Em detalhes: seguro de saúde e seguro viagem

Seguro saúde: apenas para problemas relacionados à saúde

Já antecipamos a principal diferença entre seguro de saúde e seguro viagem. O primeiro cobre somente a realização de internações e consultas médicas e odontológicas em casos de emergência. Atende apenas a ocorrências ligadas à saúde, portanto.
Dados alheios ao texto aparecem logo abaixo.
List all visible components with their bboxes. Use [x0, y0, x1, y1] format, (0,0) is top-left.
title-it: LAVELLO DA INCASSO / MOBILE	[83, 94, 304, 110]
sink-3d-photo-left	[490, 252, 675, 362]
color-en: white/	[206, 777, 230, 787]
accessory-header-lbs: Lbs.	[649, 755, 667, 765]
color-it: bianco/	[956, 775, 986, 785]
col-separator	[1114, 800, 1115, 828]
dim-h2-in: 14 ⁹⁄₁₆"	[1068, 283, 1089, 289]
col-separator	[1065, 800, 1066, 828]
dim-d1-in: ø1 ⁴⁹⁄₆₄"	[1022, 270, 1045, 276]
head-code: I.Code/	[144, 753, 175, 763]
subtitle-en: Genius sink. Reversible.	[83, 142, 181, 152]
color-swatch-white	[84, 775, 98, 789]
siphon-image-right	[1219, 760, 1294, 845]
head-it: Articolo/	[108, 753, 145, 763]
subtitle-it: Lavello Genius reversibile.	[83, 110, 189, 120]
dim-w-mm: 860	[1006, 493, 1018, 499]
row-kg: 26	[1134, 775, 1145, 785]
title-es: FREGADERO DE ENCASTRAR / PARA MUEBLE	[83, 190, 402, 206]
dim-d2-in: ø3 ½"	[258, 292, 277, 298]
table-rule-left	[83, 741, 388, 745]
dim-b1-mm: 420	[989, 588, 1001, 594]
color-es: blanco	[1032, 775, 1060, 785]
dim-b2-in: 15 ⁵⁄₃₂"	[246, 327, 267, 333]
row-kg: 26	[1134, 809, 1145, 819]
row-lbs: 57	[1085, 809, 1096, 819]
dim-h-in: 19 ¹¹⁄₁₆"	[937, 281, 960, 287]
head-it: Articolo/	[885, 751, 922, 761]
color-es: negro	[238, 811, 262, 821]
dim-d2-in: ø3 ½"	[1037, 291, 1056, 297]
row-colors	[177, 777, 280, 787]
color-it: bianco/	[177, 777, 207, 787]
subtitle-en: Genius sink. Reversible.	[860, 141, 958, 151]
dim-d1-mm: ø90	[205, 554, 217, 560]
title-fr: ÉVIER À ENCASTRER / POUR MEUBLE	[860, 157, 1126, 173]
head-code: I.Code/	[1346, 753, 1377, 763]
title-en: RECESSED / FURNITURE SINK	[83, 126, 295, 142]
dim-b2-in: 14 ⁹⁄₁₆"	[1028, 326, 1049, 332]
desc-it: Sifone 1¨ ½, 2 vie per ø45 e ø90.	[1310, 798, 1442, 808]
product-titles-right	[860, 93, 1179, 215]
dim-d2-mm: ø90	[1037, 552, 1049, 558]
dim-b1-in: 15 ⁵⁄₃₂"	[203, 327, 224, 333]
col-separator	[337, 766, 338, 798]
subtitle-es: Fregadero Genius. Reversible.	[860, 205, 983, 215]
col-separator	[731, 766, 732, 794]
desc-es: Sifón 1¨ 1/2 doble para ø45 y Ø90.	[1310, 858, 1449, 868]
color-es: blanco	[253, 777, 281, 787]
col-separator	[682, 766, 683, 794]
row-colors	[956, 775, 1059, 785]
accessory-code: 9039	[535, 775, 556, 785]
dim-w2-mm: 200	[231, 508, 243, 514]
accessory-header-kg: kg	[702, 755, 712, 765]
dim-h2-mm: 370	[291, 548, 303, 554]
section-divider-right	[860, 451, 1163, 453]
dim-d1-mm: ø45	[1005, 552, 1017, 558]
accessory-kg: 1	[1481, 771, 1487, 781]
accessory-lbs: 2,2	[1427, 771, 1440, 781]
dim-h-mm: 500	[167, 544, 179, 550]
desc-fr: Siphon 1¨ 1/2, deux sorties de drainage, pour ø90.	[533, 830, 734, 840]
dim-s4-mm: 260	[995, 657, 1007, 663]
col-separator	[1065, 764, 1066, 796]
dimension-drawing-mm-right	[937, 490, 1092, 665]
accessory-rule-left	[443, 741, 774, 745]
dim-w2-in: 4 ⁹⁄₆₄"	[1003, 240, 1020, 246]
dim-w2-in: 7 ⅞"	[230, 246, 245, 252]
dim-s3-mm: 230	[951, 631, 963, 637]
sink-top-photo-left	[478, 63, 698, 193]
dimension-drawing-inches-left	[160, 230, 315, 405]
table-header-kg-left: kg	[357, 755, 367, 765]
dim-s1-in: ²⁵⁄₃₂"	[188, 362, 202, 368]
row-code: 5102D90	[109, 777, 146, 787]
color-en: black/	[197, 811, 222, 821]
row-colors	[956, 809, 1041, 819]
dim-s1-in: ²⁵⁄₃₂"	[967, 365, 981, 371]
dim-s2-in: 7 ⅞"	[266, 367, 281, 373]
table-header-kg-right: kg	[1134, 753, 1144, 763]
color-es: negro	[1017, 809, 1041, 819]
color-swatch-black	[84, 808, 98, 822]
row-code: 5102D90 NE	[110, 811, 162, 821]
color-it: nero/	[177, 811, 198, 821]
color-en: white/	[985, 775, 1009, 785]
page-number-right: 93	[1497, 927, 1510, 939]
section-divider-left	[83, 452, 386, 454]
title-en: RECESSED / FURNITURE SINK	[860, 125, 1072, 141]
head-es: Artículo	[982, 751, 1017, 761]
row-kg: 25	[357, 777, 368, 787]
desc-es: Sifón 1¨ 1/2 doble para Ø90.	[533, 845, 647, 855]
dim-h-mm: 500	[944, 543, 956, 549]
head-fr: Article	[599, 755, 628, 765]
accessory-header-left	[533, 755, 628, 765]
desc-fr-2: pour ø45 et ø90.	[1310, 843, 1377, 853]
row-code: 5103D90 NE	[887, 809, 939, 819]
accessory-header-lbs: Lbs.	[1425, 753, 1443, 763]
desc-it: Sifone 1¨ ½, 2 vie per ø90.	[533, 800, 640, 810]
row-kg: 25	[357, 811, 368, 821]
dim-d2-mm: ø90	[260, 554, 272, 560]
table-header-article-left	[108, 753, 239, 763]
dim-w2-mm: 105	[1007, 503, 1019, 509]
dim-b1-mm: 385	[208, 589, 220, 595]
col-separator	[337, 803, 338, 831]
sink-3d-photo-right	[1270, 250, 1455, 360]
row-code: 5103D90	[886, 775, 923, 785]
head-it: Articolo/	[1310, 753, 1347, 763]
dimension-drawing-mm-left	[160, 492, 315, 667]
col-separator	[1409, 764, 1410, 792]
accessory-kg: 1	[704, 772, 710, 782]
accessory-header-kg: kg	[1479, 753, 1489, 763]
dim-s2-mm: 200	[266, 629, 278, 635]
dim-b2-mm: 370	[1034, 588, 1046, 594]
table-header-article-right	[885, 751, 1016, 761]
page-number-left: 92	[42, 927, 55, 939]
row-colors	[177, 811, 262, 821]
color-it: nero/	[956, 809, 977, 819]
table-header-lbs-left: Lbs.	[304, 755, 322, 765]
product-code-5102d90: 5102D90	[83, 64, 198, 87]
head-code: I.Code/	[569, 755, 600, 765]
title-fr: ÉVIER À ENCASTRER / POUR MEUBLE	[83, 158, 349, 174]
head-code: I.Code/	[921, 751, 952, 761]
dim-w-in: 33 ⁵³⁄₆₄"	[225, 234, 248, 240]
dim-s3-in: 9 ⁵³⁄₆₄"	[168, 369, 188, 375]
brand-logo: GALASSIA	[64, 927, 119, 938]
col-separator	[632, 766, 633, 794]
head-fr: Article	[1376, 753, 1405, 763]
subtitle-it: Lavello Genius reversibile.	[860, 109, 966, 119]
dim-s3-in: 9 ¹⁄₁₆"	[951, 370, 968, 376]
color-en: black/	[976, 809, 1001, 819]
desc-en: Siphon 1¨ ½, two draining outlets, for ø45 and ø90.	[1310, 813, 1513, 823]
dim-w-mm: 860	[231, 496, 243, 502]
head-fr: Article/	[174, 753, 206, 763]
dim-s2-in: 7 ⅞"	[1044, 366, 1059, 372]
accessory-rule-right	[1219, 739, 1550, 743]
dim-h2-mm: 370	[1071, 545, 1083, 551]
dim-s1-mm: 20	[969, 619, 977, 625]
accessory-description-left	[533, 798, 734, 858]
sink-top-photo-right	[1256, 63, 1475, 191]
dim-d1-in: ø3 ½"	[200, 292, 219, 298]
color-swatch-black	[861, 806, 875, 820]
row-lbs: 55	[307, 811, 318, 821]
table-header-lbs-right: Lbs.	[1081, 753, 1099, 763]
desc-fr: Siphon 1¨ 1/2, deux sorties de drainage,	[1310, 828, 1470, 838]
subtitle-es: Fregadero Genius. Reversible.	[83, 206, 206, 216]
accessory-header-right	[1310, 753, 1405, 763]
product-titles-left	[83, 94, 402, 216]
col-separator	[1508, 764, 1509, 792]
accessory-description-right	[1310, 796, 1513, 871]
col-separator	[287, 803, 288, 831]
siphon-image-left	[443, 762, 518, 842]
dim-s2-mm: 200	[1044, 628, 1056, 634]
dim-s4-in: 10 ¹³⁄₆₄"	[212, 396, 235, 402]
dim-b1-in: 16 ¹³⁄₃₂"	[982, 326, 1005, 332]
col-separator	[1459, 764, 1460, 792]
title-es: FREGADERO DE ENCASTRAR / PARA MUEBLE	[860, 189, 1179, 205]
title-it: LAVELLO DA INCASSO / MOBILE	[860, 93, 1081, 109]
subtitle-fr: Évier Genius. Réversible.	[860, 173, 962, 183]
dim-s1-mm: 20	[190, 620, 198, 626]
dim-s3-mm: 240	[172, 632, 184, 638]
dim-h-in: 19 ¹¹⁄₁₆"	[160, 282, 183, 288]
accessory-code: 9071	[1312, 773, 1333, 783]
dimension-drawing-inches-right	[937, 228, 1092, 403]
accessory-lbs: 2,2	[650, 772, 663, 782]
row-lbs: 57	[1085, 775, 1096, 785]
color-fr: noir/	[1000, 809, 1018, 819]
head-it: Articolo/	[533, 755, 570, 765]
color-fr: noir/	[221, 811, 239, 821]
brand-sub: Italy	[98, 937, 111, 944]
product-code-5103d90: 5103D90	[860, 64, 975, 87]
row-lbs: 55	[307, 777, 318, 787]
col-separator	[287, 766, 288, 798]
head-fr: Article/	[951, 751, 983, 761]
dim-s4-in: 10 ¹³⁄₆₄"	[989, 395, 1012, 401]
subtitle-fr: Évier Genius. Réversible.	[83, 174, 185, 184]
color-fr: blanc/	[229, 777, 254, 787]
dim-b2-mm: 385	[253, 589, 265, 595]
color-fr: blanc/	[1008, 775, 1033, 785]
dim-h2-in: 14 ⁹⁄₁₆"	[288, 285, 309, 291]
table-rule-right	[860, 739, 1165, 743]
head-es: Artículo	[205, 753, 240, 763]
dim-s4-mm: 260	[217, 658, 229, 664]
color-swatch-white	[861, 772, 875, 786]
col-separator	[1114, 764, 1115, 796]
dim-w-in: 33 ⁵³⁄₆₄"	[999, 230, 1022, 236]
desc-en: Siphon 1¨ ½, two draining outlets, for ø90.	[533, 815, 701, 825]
Alguns seguros saúde possuem uma rede credenciada de hospitais e médicos, mas também pode trabalhar com reembolso. E esta é a grande diferença em relação aos planos de saúde comuns no Brasil. No reembolso, o cliente paga primeiro pelo procedimento e depois solicita o ressarcimento desta despesa ao seguro saúde, comprovando todos os gastos.

O seguro saúde não inclui outras situações relacionadas à viagem. Os contratempos podem ser muitos, desde extravio de bagagem até perda de documentos ou cancelamento de voos. Esta é a maior diferença entre seguro de saúde e seguro viagem.

Como funciona o seguro saúde?

O seguro saúde que trabalha com reembolso permite que o cliente escolha o hospital, o médico e o laboratório onde realizará seus procedimentos. É uma liberdade um pouco maior do que quem possui plano de saúde. Este, geralmente, conta com os mesmos prestadores de serviço em uma rede credenciada.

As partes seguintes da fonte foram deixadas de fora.